The closed-form updates are given by the following:

$$\begin{array}{cc}\hfill \widehat{\beta }=& {\left[\sum _{i=1}^n{X}_i^{\mathrm{T}}{X}_i-\sum _{k=1}^K\left(\sum _{i=1}^n{\tilde{c}}_{\mathit{ik}}{X}_i^{\mathrm{T}}{W}_i\right){\left(\sum _{i=1}^n{\tilde{c}}_{\mathit{ik}}{W}_i^{\mathrm{T}}{W}_i\right)}^{-1}\left(\sum _{i=1}^n{\tilde{c}}_{\mathit{ik}}{W}_i^{\mathrm{T}}{X}_i\right)\right]}^{-1}\hfill \\ \hfill & \times \{\sum _{i=1}^n{X}_i^{\mathrm{T}}(y_i-Z_i{\tilde{b}}_i)-\sum _{k=1}^K[\left(\sum _{i=1}^n{\tilde{c}}_{\mathit{ik}}{X}_i^{\mathrm{T}}{W}_i\right){\left(\sum _{i=1}^n{\tilde{c}}_{\mathit{ik}}{W}_i^{\mathrm{T}}{W}_i\right)}^{-1}\phantom{]}\phantom{\}}\hfill \\ \hfill & \phantom{\{}\phantom{[}\times \sum _{i=1}^n{W}_i^T(y_i{\tilde{c}}_{\mathit{ik}}-Z_i\widetilde{b_i{c}_{\mathit{ik}}})]\}\hfill \end{array}$$ (20)

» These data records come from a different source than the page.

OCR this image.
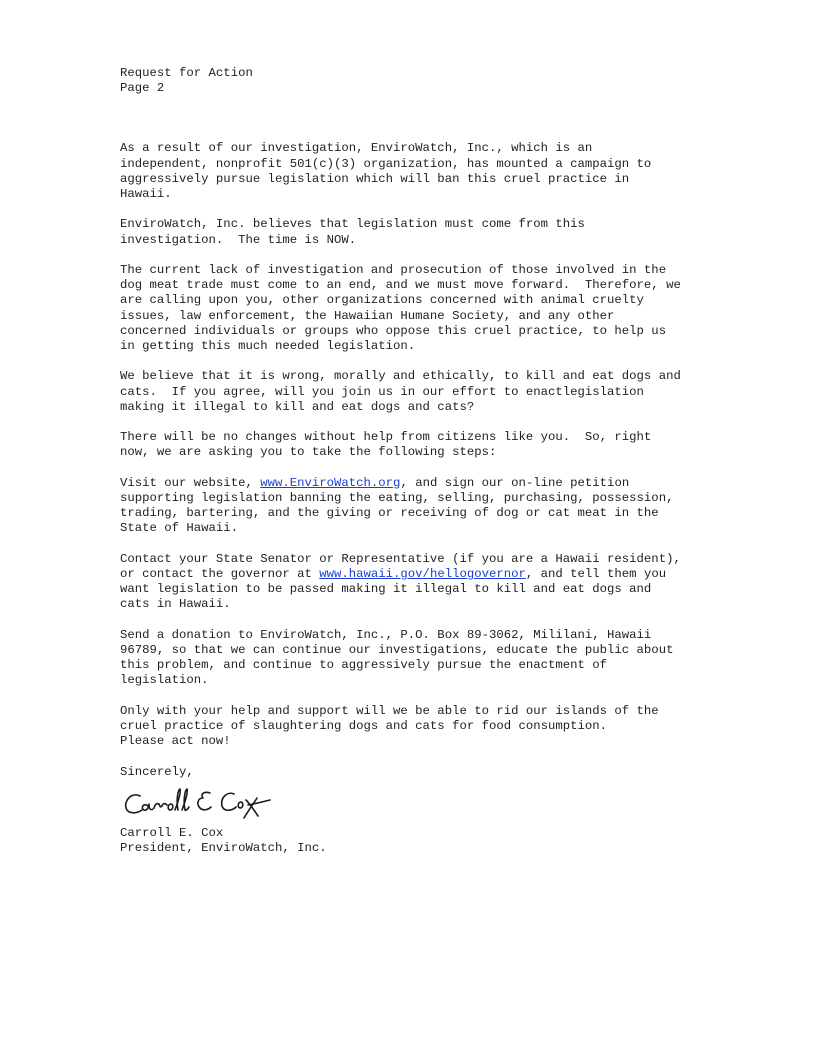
Request for Action
Page 2

As a result of our investigation, EnviroWatch, Inc., which is an
independent, nonprofit 501(c)(3) organization, has mounted a campaign to
aggressively pursue legislation which will ban this cruel practice in
Hawaii.

EnviroWatch, Inc. believes that legislation must come from this
investigation.  The time is NOW.

The current lack of investigation and prosecution of those involved in the
dog meat trade must come to an end, and we must move forward.  Therefore, we
are calling upon you, other organizations concerned with animal cruelty
issues, law enforcement, the Hawaiian Humane Society, and any other
concerned individuals or groups who oppose this cruel practice, to help us
in getting this much needed legislation.

We believe that it is wrong, morally and ethically, to kill and eat dogs and
cats.  If you agree, will you join us in our effort to enactlegislation
making it illegal to kill and eat dogs and cats?

There will be no changes without help from citizens like you.  So, right
now, we are asking you to take the following steps:

Visit our website, www.EnviroWatch.org, and sign our on-line petition
supporting legislation banning the eating, selling, purchasing, possession,
trading, bartering, and the giving or receiving of dog or cat meat in the
State of Hawaii.

Contact your State Senator or Representative (if you are a Hawaii resident),
or contact the governor at www.hawaii.gov/hellogovernor, and tell them you
want legislation to be passed making it illegal to kill and eat dogs and
cats in Hawaii.

Send a donation to EnviroWatch, Inc., P.O. Box 89-3062, Mililani, Hawaii
96789, so that we can continue our investigations, educate the public about
this problem, and continue to aggressively pursue the enactment of
legislation.

Only with your help and support will we be able to rid our islands of the
cruel practice of slaughtering dogs and cats for food consumption.
Please act now!

Sincerely,
Carroll E. Cox
President, EnviroWatch, Inc.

$${\widehat{\mu }}_k={\left(\sum _{i=1}^n{W}_i^{\mathrm{T}}{W}_i{\tilde{c}}_{\mathit{ik}}\right)}^{-1}\sum _{i=1}^n{W}_i^{\mathrm{T}}\left[\right(y_i-X_i\widehat{\beta }){\tilde{c}}_{\mathit{ik}}-Z_i\widetilde{{\mathit{bc}}_{\mathit{ik}}}]$$ (21)

$$\begin{array}{cc}\hfill {\widehat{\sigma }}^2=& \frac{1}{{\sum }_{i=1}^n{n}_i}\sum _{i=1}^n\left\{{(y_i-X_i\widehat{\beta })}^{\mathrm{T}}\right(y_i-X_i\widehat{\beta }-2Z_i{\tilde{b}}_i-2W_i\widehat{M}{\tilde{c}}_i)\hfill \\ \hfill & +2\mathrm{tr}\left({\widehat{M}}^{\mathrm{T}}{W}_i^{\mathrm{T}}{Z}_i{\widetilde{\mathit{bc}}}_i\right)+\mathrm{tr}\left({\widehat{M}}^{\mathrm{T}}{W}_i^{\mathrm{T}}{W}_i\widehat{M}\text{diag}\right({\tilde{c}}_i\left)\right)+{\widetilde{bZZb}}_i\}\hfill \end{array}$$ (22)

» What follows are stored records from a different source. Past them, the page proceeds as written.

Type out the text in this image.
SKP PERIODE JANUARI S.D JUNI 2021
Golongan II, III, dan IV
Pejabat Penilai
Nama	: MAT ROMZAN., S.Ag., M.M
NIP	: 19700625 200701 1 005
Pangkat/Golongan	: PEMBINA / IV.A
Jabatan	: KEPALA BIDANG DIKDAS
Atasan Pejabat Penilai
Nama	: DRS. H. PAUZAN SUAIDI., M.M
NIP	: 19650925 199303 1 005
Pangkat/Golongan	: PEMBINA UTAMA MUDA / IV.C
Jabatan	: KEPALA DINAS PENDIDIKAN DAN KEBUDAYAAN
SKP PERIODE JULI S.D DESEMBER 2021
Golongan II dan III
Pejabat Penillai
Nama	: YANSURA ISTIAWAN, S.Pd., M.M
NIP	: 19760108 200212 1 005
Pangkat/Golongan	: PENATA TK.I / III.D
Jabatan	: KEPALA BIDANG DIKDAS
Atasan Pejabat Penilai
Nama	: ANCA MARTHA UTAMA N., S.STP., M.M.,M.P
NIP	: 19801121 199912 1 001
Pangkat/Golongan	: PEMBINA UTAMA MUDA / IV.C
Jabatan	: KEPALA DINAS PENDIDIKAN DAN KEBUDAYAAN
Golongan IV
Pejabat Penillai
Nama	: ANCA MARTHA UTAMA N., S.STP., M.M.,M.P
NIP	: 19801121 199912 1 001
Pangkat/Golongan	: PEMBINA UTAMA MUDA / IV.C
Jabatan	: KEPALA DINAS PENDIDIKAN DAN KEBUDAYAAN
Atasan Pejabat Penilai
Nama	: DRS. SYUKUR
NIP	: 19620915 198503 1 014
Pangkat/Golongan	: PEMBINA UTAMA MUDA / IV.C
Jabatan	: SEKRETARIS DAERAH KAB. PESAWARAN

$$\widehat{D}=\frac{1}{n}\sum _{i=1}^n{\widetilde{bb}}_i$$ (23)

The updates for frailty variance θ, class-specific baseline hazard parameters ξ, class-specific accumulation effect parameter α, event covariate coefficient γ, which are not in closed form, can be obtained by an optimization procedure such as Newton–Raphson.

(3) Standard errors

Once we get the point estimates of the parameters in the joint model, we adopt the bootstrap method [22] to find the standard errors of the parameter estimates with the bootstrap sample size at least 1000. The bootstrap method is recommended for obtaining standard errors in the latent class mixture model, especially for small data sets.

3.3. Model selection

One of the major considerations with fitting finite mixture models concerns the choice of the number of components or classes K in the mixture model where K has to be inferred from the data. There are two main ways to estimate the order of a finite mixture model based on the likelihood [23]. One way uses the bootstrapped likelihood ratio statistic (LRTS); the other way is through penalized log-likelihood or information criteria. Though the bootstrapped LRTS method can provide an approximate confidence like p-value, it is computationally intensive and challenging in our latent class joint model setting. Therefore, we will adopt the less computationally demanding penalized likelihood criteria approach.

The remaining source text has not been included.